2024: Die Raggaschlucht, ein berühmtes, vielbesuchtes Ausflugsziel im romantischen Mölltal, ist derzeit Schauplatz großer Instandsetzungs Arbeiten, denn schwere Sturmschäden, Schlamm- und Steinlawinen haben wie so oft in den letzten Jahren Verwüstungen hinterlassen. Kreuz und quer liegen entwurzelte Bäume auf den steilen Abhängen und im Raggbach. Diese können nur mit Hilfe eines Hubschraubers entfernt werden. Riesige Teile des gesicherten Steiges wurden zerstört und in die Tiefe gerissen. Spezialgeräte sind nun in diesem unwegsamen, felsigen Gelände im Einsatz, um so rasch als möglich die Unwetterschäden zu beseitigen. Eine gefahrvolle und mühsame Arbeit für jene die hier eingesetzt und Großartiges leisten, um diese wichtige Touristenattraktion und unverzichtbare Einnahmequelle der Gemeinde mit jährlich bis zu 60.000 Besuchern wieder begehbar zu machen. Es wird alles darangesetzt um das mystische Naturschauspiel, das 1978 zum Naturdenkmal erklärt wurde in all seiner Schönheit erstehen zu lassen.

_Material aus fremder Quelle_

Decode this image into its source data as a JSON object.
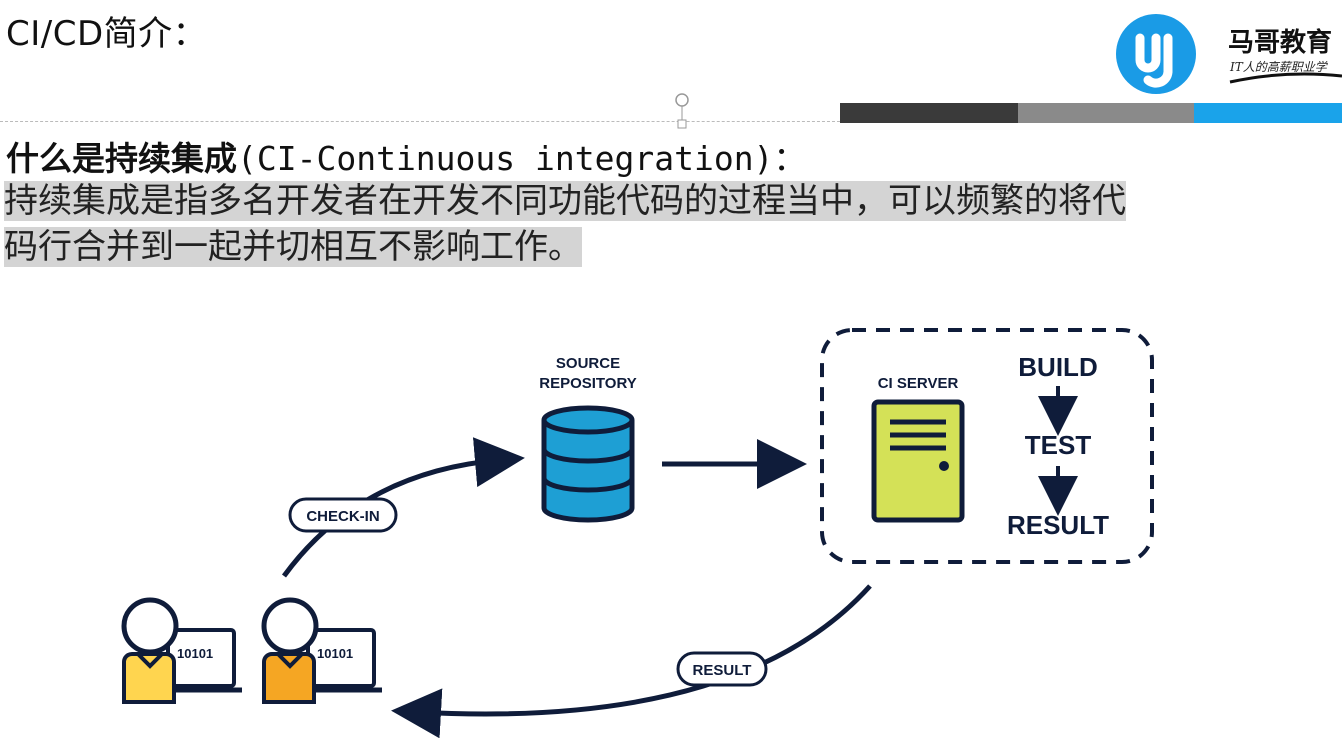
{
  "slide": {
    "title": "CI/CD简介：",
    "question_cn": "什么是持续集成",
    "question_en": "(CI-Continuous integration)：",
    "answer_line1": "持续集成是指多名开发者在开发不同功能代码的过程当中，可以频繁的将代",
    "answer_line2": "码行合并到一起并切相互不影响工作。"
  },
  "logo": {
    "brand": "马哥教育",
    "slogan": "IT人的高薪职业学",
    "icon": "magedu-logo-icon",
    "color": "#1a9be6"
  },
  "header_band": {
    "colors": [
      "#3a3a3a",
      "#8a8a8a",
      "#1aa3ea"
    ]
  },
  "diagram": {
    "source_label_1": "SOURCE",
    "source_label_2": "REPOSITORY",
    "ci_server_label": "CI SERVER",
    "step_build": "BUILD",
    "step_test": "TEST",
    "step_result": "RESULT",
    "checkin_label": "CHECK-IN",
    "result_label": "RESULT",
    "dev1_binary": "10101",
    "dev2_binary": "10101",
    "colors": {
      "navy": "#0f1c3a",
      "database": "#1e9fd4",
      "server": "#d4e157",
      "developer1": "#ffd54f",
      "developer2": "#f5a623"
    }
  }
}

Am 7. Mai 1882 fand durch die Sektion „Mölltal“ des deutschen und österreichischen Alpenvereines zugänglich gemachten, bisher fast völlig unbekannten und unerschlossenen Raggaschlucht die feierliche Eröffnung statt.

Von Obervellach führt die Straße über die Ortschaften Reiflach, Raufen, Gemsloch, Göbriach nach dem zirka 5 km entfernten Dorf Flattach, von wo man auf das rechte Ufer der Möll zur Ortschaft Raggabach gelangt. Vor der Schlucht befindet sich ein nettes Schweizerhaus, welches bei der Eröffnung mit Fahnen und Fichten geschmückt war. An der Feier beteiligte sich das Hornquartett mit fröhlichen Weisen. Den müden Wanderern bot man Erfrischungen. Die Aussicht von, hier aus in das grünende Mölltal und die sich stolz darüber erhebenden schneebedeckten Gebirgsriesen ist herrlich. Entlang des Raggabaches führte der Weg in die enge und wildromantische Raggaklamm zwischen den fast senkrechten Gneiswänden der Fußgestelle des 2680 m hohen Poliniks im Osten und der 2431 m hohen Mittagspitze im Westen. Jede Wendung, welche man auf dem mit festen Geländern versehenen Stege und zwei steilen Treppen zurücklegt, bietet neue landschaftliche Reize dar, indem der Raggabach mit seinen Zuflüssen in einer fast ununterbrochenen Reihe kleinerer und größerer Wasserfälle über malerische Felsblöcke brausend zu Tal stürzt. Die Sektion Mölltal hat sich durch die Herstellung eines gangbaren Weges in die schöne Ragga Klamm ein großes Verdienst erworben, von welchem ein nicht geringer Teil auf Herrn Dr. Gußenbauer in Prag, welcher zur Herstellung dieses Weges einen namhaften Betrag spendete, entfällt. Der gemeinschaftliche Ausflug an der Klamm fand vom Gartensalon des Gasthauses „Zur Post“ statt.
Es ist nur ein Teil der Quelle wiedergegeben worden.